DEG!. Sungguh, baru pertama kalinya aku mendengar kata kata seperti itu.

   "Maaf, aku tidak tahu" sesalku.
   "Matahari telah tenggelam, aku harus segera kembali. sampai jumpa" katanya lembut, sambil tetap tersenyum untuk mengurangi kebekuanku akan kata kata(ajaib)nya. akupun ikut tersenyum. ia berjalan kearahku, namun mengambil sisi yang berbeda. aku seperti tak rela menatap kepergiannya.
   "Se- Senja!" panggilku, berusaha menyebut namanya. ia berhenti dan menoleh
   "Kapan kita bisa bertemu lagi?"
   "Jika Tuhan mengijinkan, pasti bertemu lagi" jawabnya. lagi lagi kata katanya membuat dadaku sulit untuk bernapas.
   "Tu, Tuhan?!"
   "Ya. Ayahku bilang, Negeri itu adalah Negeri yang sangat percaya pada Tuhan. bahkan, Dasar Negara yang pertama adalah percaya pada Tuhan yang maha esa. saat Matahari tenggelam seperti saat ini, di Negeri itu orang orang ramai berbondong bondong pergi ke tempat ibadah untuk bersujud pada Tuhan. seperti yang akan aku lakukan saat ini".

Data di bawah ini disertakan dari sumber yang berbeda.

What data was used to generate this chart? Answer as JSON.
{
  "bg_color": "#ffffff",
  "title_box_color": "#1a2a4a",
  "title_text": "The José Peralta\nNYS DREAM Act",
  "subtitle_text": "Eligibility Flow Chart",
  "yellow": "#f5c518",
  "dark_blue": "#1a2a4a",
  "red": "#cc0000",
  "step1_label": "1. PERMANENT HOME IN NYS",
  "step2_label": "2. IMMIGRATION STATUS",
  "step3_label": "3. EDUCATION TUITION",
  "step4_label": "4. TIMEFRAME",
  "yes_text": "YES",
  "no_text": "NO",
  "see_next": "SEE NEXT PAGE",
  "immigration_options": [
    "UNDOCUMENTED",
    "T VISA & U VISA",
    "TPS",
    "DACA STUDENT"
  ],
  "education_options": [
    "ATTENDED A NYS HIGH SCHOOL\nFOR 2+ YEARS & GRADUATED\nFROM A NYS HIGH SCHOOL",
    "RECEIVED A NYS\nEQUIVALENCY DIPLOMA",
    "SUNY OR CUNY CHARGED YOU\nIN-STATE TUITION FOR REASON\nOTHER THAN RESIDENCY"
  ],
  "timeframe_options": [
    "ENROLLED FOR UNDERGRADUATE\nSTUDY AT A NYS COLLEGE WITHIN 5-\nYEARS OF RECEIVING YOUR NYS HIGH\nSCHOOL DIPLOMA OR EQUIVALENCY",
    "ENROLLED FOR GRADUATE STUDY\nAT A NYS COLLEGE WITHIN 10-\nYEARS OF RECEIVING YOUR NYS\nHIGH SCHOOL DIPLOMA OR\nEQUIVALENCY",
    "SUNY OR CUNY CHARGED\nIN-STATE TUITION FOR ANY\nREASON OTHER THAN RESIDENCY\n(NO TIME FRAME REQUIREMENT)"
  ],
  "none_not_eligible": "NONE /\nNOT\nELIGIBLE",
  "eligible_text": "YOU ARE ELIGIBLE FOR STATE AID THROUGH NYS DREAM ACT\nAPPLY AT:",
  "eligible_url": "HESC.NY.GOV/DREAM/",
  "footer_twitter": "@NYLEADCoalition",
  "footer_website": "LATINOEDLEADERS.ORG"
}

Aku sudah kehilangan kata kata lagi. perkataannya begitu sulit untuk dicerna. tapi untuk berpisah dengannya seperti ini aku takkan rela. aku seperti orang bodoh yang mendapat beberapa pelajaran. aku tidak akan melepasnya begitu saja.

   "Negeri itu, kau selalu menyebutnya begitu. lalu, sebenarnya Negeri itu dimana?" tanyaku akhirnya
   "Aku tidak tahu" katanya, masih dengan jawaban yang sama."Ayahku tidak pernah memberitahukan nama dan letak Negeri itu. jika aku tanya kenapa, Ayahku selalu bilang, 'Jika waktunya sudah tepat, Ayah akan mengajakmu kesana. kau tahu nak, seiring berkembangnya zaman. Negeri itu sudah banyak berubah. senyum sudah jarang terlihat dari orang orangnya. kalaupun ada, itu hanya formalitas untuk mengokohkan jabatan dan kekuasaannya. tanah tanah berubah menjadi semen, anak anak perempuan zaman sekarang, tidak tahu lagi apa itu kata malu dan lebih parahnya lagi, orang orang Negeri itu sudah mulai lupa tentang Tuhan. Ayah takut, kamu akan kecewa nantinya',"

Aku masih menatapnya, berharap ia akan melanjutkan ceritanya. tapi harapanku sirna saat ia kembali memandang warna langit yang mulai berubah.

   "Maaf, waktuku hampir habis. aku harus pergi" walau berat, akhirnya aku harus melepasnya pergi dengan ribuan pertanyaan yang masih tergantung dilangit Senja ini.
   "Senja, semoga suatu saat kita bertemu lagi!"